I had no idea if Danny was aware of the other boys—the men, really—in Barbara’s life. Though I did my best to avoid him, there were times I couldn’t help seeing him—for instance, if Mama invited him and his father to Shabbos dinner. I was at the table sometimes when Barbara gushed about her new friends, her classes, rehearsals for a student show. As for Danny … for all that he’d molded himself into a muscular, take-charge young Zionist, I kept seeing the barefoot kid I’d met when we were five, a boy who lied to cover up his shame over his absent mother and feckless father.
Love! In my mind, the word took on Pearl’s weary tone. I loved—well, I used to love—Danny. Danny loved Barbara. And Barbara … Poor Danny, his real rival wasn’t Oscar or Ted, it was something he could never compete with. Barbara loved freedom. Not that any of us—Danny or Barbara or me—could have articulated it at the time, but Danny felt it keenly. “No one will ever have Barbara,” he’d half sobbed—and as the world of Hollywood and the dance studio became more and more her world, I saw that he was right.
Although part of me vengefully relished Danny’s distress, I did feel sorry for him. And one Saturday in February 1938 I stopped hating him. Actually, my hatred had long since faded. My private tears had stopped a few weeks after our fight in September. And in November I’d gone to the homecoming dance with Fred Nieman, who’d grown enough during the previous year that he now looked like a short young man instead of a child; he even needed to shave. Fred didn’t become my boyfriend, but he was a regular date. Eventually it was simply habit that made me go cold when Danny was around.

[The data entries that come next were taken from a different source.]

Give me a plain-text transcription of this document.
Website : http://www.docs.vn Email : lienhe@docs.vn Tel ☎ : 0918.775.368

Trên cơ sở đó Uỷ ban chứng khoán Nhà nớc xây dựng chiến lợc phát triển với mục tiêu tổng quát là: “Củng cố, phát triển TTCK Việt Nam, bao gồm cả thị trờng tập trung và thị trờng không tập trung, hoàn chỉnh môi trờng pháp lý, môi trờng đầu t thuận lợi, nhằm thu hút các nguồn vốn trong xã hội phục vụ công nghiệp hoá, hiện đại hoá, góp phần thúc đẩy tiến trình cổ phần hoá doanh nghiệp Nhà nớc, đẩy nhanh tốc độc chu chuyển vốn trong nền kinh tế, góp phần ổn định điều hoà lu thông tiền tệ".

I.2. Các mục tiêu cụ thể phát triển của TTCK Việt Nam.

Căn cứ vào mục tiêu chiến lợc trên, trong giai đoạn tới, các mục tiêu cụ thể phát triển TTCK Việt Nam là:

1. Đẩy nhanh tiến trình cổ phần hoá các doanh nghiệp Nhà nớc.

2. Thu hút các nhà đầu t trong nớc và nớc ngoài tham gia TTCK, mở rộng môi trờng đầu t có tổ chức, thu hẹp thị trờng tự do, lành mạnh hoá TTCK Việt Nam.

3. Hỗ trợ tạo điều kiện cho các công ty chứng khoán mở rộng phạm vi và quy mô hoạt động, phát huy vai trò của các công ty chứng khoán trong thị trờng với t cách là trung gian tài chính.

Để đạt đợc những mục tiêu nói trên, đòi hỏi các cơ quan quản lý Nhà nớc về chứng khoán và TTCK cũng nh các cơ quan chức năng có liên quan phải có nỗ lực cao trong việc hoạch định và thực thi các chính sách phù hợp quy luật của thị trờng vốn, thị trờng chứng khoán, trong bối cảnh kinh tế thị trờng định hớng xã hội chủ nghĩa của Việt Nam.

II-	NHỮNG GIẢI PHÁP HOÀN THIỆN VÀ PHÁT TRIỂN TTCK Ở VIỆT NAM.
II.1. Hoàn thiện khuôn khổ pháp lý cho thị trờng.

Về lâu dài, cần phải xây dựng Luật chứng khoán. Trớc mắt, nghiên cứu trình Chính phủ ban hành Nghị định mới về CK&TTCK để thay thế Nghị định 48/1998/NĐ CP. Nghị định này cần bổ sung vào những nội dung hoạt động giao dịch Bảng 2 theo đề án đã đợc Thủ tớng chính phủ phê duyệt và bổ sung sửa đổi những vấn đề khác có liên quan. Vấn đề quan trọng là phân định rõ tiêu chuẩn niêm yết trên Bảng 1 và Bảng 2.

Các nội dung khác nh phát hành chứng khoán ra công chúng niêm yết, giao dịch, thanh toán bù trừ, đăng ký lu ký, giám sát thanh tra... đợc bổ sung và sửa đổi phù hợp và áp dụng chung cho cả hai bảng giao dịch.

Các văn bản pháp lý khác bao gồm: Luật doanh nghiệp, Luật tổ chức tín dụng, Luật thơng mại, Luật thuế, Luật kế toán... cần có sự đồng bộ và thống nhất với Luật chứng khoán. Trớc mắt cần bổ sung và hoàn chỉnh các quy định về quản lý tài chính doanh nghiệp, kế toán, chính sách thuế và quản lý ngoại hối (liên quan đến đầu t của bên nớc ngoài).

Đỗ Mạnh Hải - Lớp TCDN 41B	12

On the Saturday afternoon when I buried the hatchet, I got home after working at the bookstore and found Danny scrambling on his hands and knees on the living room floor; Harriet sat astride his back, kicking his sides and whooping, “Ride ’em, cowboy!” He often played with Harriet when he’d come by for Barbara, but had to wait because she was late getting home from the dance studio. I mumbled hello, planning to pass by and go to my room, but then Danny looked up with an expression so forlorn that instead I laughed and said, “Harriet, give the poor horsey a rest.” I plucked her off his back and distracted her with some hard candies I had in my pocket. Danny asked me how things were going, and for the first time in months I did more than choke out a few polite words to him. By this time, I’d been promoted from just running errands at the bookstore to waiting on customers, and I told him about a bizarre woman who’d come in that day: she was six feet tall, wore a sort of magician’s robe, and was looking for books about the worship of cats.